The Keds Hand-book for Women is inspired by The Keds Hand-book for Girls series published in the early 1920s which encouraged young women to get out and exert their independence—a revolutionary move in a time when society was telling women to sit pretty and ask for permission. But rather than offering advice on how to fish or play basketball, Keds has modernized the hand-book to give women the chance to tell their own stories in their own words.
It isn’t just a hand-book, it’s a movement and a platform to encourage women to be their true selves, whatever that means to them. It’s about letting women, real women, tell their stories—unfiltered and unapologetically—because by showing the world that there is no “one” or “right” way to be, we pave a path for more acceptance, compassion, and understanding for all. Something Keds has stood for for over 100 years.

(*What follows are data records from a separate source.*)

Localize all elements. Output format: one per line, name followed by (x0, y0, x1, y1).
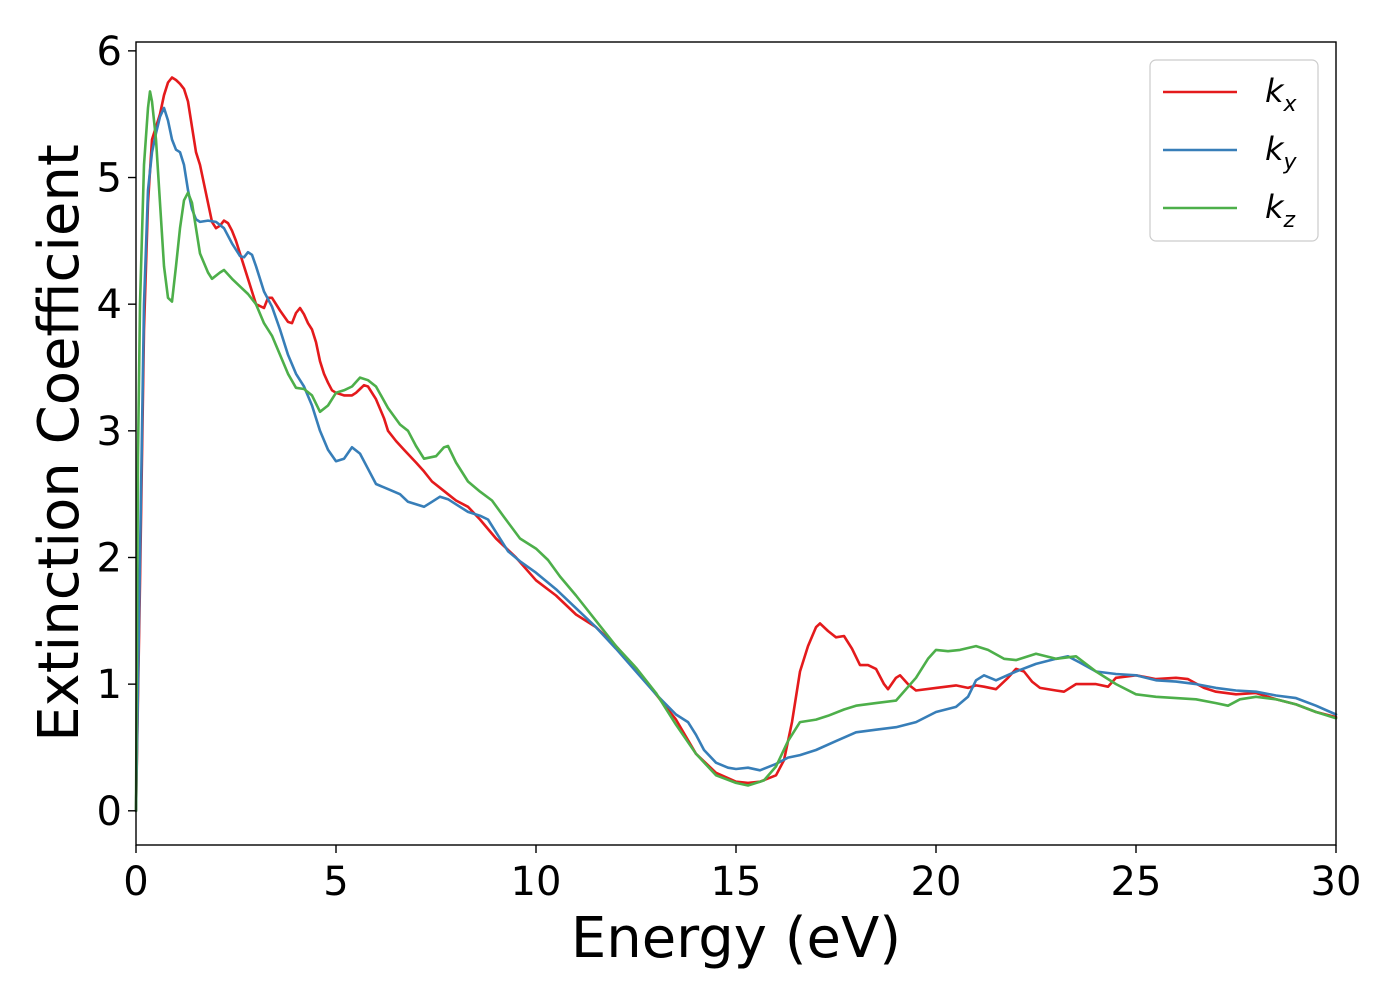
x-tick-label: 25 (1111, 859, 1162, 905)
y-tick-label: 2 (97, 535, 122, 581)
y-tick-label: 1 (97, 662, 122, 708)
y-tick-label: 3 (97, 409, 122, 455)
series-line-ky (134, 106, 1338, 813)
series-layer (134, 76, 1338, 813)
x-tick-label: 30 (1311, 859, 1362, 905)
y-tick-label: 6 (97, 29, 122, 75)
x-tick-label: 0 (123, 859, 148, 905)
y-axis-label: Extinction Coefficient (27, 144, 92, 742)
x-tick-label: 5 (323, 859, 348, 905)
x-tick-label: 20 (911, 859, 962, 905)
plot-background (136, 42, 1336, 845)
x-axis: 0 5 10 15 20 25 30 (123, 845, 1361, 905)
y-tick-label: 5 (97, 156, 122, 202)
x-tick-label: 15 (711, 859, 762, 905)
x-axis-label: Energy (eV) (571, 906, 901, 971)
x-tick-label: 10 (511, 859, 562, 905)
y-tick-label: 4 (97, 282, 122, 328)
y-axis: 0 1 2 3 4 5 6 (97, 29, 136, 835)
y-tick-label: 0 (97, 789, 122, 835)
series-line-kz (134, 90, 1338, 813)
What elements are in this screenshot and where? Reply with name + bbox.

“At Keds, we’re a group of mostly women (and a few good men), so we get how frustrating it is when brands try to tell women how they should look and act. There is no one definition of womanhood, “ says Lisa Lewis, Keds’ Vice President of Marketing. “We modernized the hand-book as a way to embrace our heritage in a new and fresh way – to make an emotional connection with our consumer that’s authentic to us and that speaks to her passions and beliefs in a way that empowers her to do her thing, and not to live by anyone else’s rules.”
To bring the first issue to life Keds worked with over seventy women, from photographers to makeup artists, printers, illustrators, fashion theorists, stylists, videographers to photo editors – even the brand’s new fonts were designed by women. The issue is centered around the theme of Power and features the stories of twenty-eight inspirational women, from teenage activists to big-time executives, who show that finding power in womanhood comes in many forms-from overcoming loss through writing to finding balance as a working mom.
A few of the notable women featured within the hand-book include Founder of the Phenomenal Woman Action Campaign, Meena Harris; Mental Health expert and Founder of The Little Ark, Nina Westbrook; Aija Mayrock, the bestselling author of The Survival Guide to Bullying, and Alana Mayo, who heads production and development at Michael B. Jordan’s production company, Outlier Society.